Ante o exposto, ACORDAM os Desembargadores integrantes da Quarta Câmara Cível do Tribunal de Justiça do Estado do Paraná, por unanimidade de votos, em rejeitar a preliminar e prover o Apelo de Cláudio Domingos Soletti, nos termos do voto da Relatora.
Presidiu o julgamento a Desembargadora Regina Afonso Portes, sem voto, tendo dele participado os Desembargadores Salvatore Antonio Astuti e Lélia Samardã Giacomet.
Curitiba, 25 de agosto de 2009.
MARIA APARECIDA BLANCO DE LIMA
Desembargadora Relatora
1 MELLO, Celso Antônio Bandeira de.

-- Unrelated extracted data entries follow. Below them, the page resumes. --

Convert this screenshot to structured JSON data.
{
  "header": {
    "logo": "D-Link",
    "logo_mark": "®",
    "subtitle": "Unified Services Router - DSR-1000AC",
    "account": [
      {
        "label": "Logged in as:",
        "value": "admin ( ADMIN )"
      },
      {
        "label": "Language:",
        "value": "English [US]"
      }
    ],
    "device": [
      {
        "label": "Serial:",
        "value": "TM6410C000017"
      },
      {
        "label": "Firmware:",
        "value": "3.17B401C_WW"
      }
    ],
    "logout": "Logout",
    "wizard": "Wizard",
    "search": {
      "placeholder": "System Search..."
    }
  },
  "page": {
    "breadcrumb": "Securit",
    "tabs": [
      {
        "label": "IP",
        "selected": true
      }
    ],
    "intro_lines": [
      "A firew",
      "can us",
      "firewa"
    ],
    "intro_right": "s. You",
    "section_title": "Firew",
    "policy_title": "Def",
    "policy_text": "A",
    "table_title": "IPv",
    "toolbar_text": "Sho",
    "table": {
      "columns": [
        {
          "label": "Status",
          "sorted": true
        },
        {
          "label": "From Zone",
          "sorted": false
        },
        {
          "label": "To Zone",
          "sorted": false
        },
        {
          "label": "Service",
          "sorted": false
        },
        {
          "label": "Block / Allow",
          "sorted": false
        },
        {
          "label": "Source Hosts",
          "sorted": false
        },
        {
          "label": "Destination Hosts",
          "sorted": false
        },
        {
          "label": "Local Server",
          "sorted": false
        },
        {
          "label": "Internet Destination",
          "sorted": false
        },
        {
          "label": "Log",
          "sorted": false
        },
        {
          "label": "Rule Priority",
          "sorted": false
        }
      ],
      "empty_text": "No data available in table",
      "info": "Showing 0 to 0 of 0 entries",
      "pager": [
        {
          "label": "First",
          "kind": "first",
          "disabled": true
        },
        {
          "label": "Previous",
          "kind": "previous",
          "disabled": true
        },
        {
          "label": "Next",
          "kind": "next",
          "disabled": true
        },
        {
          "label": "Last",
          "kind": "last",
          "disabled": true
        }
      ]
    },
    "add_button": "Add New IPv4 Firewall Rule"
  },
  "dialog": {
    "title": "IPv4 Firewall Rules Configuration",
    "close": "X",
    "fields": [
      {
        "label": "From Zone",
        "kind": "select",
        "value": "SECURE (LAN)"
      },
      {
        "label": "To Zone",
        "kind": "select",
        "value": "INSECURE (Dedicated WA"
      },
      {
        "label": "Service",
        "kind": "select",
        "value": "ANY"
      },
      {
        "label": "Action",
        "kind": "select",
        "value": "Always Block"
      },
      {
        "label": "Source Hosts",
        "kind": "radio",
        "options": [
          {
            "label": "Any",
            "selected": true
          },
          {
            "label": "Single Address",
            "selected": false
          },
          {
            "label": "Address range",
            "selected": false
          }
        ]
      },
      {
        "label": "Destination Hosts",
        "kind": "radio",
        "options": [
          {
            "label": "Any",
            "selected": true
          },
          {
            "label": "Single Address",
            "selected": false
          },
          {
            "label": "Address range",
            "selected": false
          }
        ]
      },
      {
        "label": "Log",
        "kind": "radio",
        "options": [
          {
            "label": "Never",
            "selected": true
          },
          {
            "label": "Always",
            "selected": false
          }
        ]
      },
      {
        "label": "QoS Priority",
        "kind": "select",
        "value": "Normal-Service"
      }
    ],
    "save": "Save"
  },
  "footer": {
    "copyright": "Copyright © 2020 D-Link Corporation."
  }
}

Curso de direito administrativo. 22. ed., rev. e atual. até a Emenda Constitucional 53, de 19.12.2006. São Paulo: Malheiros, 2007. p. 97.
2 CARVALHO, Raquel Melo Urbano de. Curso de direito administrativo: parte geral, intervenção do estado e estrutura da administração. Salvador: Juspodivm, 2008. p. 49.
3 GARCIA, Emerson e ALVES, Rogério Pacheco. Improbidade administrativa. 4. ed. rev. e ampl. Rio de Janeiro: Lumen Juris, 2008, p. 249.
4 MARTINS JÚNIOR, Wallace Paiva. Probidade administrativa. 3. ed. rev. e atual. São Paulo: Saraiva, 2006. p. 246.
5 BERTONCINI. Mateus. Ato de improbidade administrativa: 15 anos da Lei 8.429/1992. São Paulo: Editora Revista dos Tribunais, 2007. p. 201.